A Summary and Analysis of Mary Oliver’s ‘The Journey’

Literature

‘The Journey’ is a poem by the American poet Mary Oliver (1935-2019), a poet who has perhaps not received as much attention from critics as she deserves. It’s been estimated that she was the bestselling poet in the United States at the time of her death, so a few words of analysis about some of her best-known poems seem appropriate. ‘The Journey’ is a poem about someone who leaves behind their old life and embarks on a journey towards a new one.

You can read ‘The Journey’ here before proceeding to our summary and analysis of Mary Oliver’s poem below. The poem takes around one minute to read.

‘The Journey’: summary

The poem is about the day when someone (addressed as ‘you’ by the poem’s speaker) realised what they had to do, and started to do it, even though there were many people around them who were trying to dissuade the person from doing it.

It seemed that the whole house shook with the import of this person’s decision. Voices cried throughout their house, demanding that this person fix their lives for them. But that person, the person to whom the poem is addressed, didn’t stop doing what they had decided to do, and carried on nonetheless.

This person knew what they had to do, even though the wind seemed to try to uproot the very foundations of the person’s existence, like someone tearing a house from the ground. Many of the people who had demanded that the person addressed in the poem ‘mend’ their life for them experienced terrible sadness at the person’s decision.

It was already late, so the person knew they couldn’t delay any longer, and the road ahead was already strewn with obstacles. But gradually, as the person left the voices of those people behind them, they began to see the stars shining through the clouds, and a new voice – which they came to realise was their own – spoke reassuringly to the person as they made their way deeper into the world.

This person was determined to do the only thing they could: to save themselves.

‘The Journey’: analysis

How should be analyse, or categorise, ‘The Journey’? We could interpret this symbolic and open-ended poem as about a mid-life crisis (it is ‘already late’, remember: suggesting that the person addressed is not in the first flush of youth), and more specifically, as a poem about a woman, a wife and perhaps even a mother, leaving behind the selfish needs of others and seeking self-determination and, indeed, self-salvation.

We say ‘woman’ not just because the poet, Mary Oliver, was herself female and often wrote about women’s lives, including her own; but Mary Oliver Selected Poems Cover

because those ‘voices’ which demand that the person in the poem ‘mend’ their lives are immediately interpreted, or decoded, in our minds as children’s voices (and perhaps a husband’s, too).

And yet perhaps it would be a mistake to limit the poem in such a way, and suggest it is about a dissatisfied wife and mother who has lost her sense of identity as she has put others first ahead of herself for many years. ‘Mother’, in particular, brings problems given the actions of the person in the poem (of which more below), but even identifying the person as a woman restricts its broader message.

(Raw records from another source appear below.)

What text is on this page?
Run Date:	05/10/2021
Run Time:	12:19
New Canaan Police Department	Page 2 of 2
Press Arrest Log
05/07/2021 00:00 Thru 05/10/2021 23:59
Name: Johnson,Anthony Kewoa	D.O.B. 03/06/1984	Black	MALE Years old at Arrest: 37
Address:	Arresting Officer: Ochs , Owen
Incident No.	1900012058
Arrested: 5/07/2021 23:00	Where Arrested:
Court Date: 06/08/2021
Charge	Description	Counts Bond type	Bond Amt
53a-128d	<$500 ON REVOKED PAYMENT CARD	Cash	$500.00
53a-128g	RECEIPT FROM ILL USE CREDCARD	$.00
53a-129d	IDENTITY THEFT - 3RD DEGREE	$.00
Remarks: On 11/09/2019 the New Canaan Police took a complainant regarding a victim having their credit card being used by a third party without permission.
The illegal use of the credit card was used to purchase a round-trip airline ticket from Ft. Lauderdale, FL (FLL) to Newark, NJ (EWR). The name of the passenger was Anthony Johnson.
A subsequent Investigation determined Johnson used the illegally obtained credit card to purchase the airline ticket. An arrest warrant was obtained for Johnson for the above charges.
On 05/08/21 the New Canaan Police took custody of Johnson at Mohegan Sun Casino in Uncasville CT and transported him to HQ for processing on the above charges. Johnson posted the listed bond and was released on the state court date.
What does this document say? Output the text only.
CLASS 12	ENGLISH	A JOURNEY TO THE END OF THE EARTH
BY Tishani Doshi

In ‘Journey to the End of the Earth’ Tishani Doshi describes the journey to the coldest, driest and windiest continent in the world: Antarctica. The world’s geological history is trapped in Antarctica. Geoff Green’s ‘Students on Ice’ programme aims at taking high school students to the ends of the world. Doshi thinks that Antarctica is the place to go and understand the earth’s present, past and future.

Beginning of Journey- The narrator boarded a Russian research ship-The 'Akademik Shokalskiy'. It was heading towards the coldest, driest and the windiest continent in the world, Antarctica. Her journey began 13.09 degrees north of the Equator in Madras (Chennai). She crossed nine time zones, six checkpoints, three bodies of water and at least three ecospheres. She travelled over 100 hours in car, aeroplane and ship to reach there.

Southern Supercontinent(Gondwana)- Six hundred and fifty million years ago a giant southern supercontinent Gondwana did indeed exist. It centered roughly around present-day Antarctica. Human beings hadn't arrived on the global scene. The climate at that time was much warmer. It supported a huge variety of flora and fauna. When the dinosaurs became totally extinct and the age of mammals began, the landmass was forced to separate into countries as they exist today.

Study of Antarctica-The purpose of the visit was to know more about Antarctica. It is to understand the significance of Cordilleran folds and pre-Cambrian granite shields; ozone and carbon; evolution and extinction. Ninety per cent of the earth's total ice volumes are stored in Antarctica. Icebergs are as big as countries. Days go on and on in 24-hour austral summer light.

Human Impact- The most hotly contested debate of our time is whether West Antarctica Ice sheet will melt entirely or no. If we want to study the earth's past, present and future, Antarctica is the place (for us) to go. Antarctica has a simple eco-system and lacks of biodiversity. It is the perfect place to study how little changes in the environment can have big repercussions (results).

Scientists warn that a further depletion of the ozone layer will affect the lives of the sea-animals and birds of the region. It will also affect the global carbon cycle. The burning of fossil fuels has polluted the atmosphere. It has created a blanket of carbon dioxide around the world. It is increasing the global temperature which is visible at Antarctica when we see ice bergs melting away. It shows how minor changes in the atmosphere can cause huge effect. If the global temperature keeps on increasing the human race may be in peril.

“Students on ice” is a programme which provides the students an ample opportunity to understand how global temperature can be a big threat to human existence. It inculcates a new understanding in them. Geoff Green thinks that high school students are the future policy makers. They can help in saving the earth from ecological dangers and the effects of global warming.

And in this connection, it is worth noting that Oliver’s mode in this poem – having a genderless speaker address a genderless ‘you’ through use of the second-person mode of address – keeps us in the dark about the identities, and genders, of both speaker and addressee.

What we can say, however, is that there is every reason to think that speaker and addressee, whichever gender they might be, are the same person: the speaker is addressing herself, following her long journey towards self-discovery (or rediscovery). This analysis of the poem makes sense when we bear in mind the moment when the speaker tells us that this journeywoman (or man) stopped hearing the selfish voices of those she’d (or he’d) left behind and instead heard his (or her) own voice. The poem, then, is an extension of this dialogue: the journeyperson speaking to themselves following their journey (back) towards themselves.

In the last analysis, then, ‘The Journey’ is a poem about leaving one’s past behind and rediscovering one’s own self, who one really is. And yet if we assume that the speaker/addressee is an adult (in the middle of their life) and the voices they leave behind include those of their children, are we meant to embrace this, or wonder whether such an act of abnegation of one’s duties in the quest for self-discovery is a step too far? Perhaps this is where assumptions about the figure in the poem turn on whether we see them as a frustrated parent walking out on their family duties or, for instance, someone who has merely quit their job and escaped form an oppressive relationship, breaking out on their own.

Put simply, then, ‘The Journey’ is a poem whose message, whilst clear enough, raises some interesting questions. Is it always right to give up on one’s responsibilities to others when we feel they are holding us back? Does it depend on whether they are literally dependent on us, or merely exploiting us, and refusing to give anything back (that one-way ‘mend my life!’ is revealing, certainly, and perhaps is easier to attribute to a selfish partner than to young children, whose lives don’t need ‘mending’ but rather shaping or directing).

‘The Journey’: form

‘The Journey’ comprises one single stanza composed in free verse. Oliver’s use of free verse – no regular rhyme scheme, rhythm or metre, and irregular line lengths – mirrors the journey undertaken by the person in the poem, who is uncertain where their quest of self-discovery will lead, and whose undertaking of such a journey is beset by initial doubts and obstacles.